Parents looking for bedtime stories with a message can choose from six Barnett books, all with her son’s name in the title: Curtis Daycare, Curtis Goes to the Doctor’s Office, Curtis Goes to the Market, Curtis and Friends are Getting Fit, Curtis is a Big Brother Now, and Curtis Getting New Glasses.
By day, Barnett works at New York Presbyterian Hospital’s Audubon clinic as a Certified Medical Assistant, taking a patient’s vitals, drawing blood, measuring newborn babies, and performing pregnancy tests.
But in her spare time, Barnett has been carrying on the storytelling tradition her parents brought from their native Jamaica. “My parents would talk to me and my four brothers until they were blue in the face,” says Barnett, who grew up in Bushwick, Brooklyn.

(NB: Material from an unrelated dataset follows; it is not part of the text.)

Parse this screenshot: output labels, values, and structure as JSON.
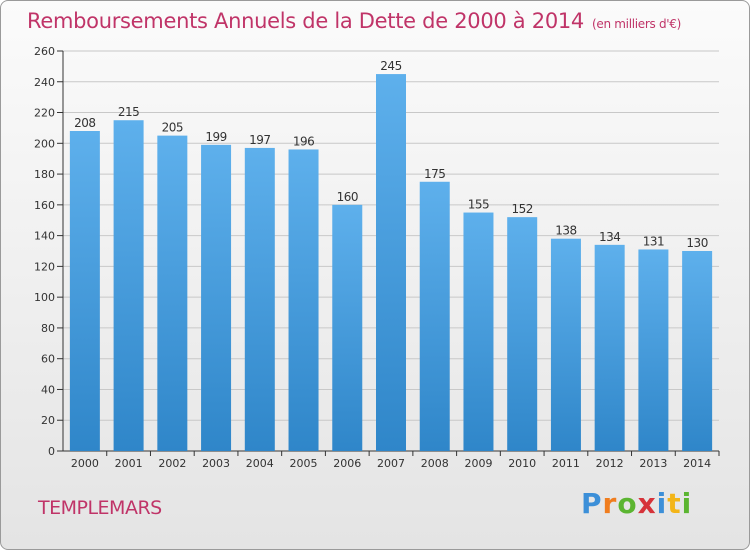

She adds, “Too many parents think their children will do something just because they tell them to do it. But then, the children will still have this fear. I didn’t have it, and I did not want it for my son.” Her books, she said, came out of the way she raised Curtis, who is now 28 and works as a chef when he is not chief operating officer at the publishing company she created, Barnett Books.
“Even when he was a child, I would talk to him and try to explain things to him like he was an adult,” she said. Barnett said too many parents don’t prepare their children for new situations and experiences like the first time in daycare; instead they just “throw them to the wolves” without preparation. Her books are written in simple, colorful and entertaining language “so kids can understand the words and read them back to their parents or to themselves,” Barnett said.
Words that might be difficult for the target audience of pre-school and elementary school readers to understand are “broken down and defined so the kids can see what they mean,” she said.
Barnett adds that 1199 played a big role in getting her writing career off the ground. She received two $5000 personal loans from the 1199SEIU Credit Union, since repaid in full, which allowed her to self-publish her books.
“This union is the best,” Barnett said. “When they are not taking care of me health and job wise, it is helping me achieve my dream. A lot of people don’t get that chance.” “But 1199 did that for me.”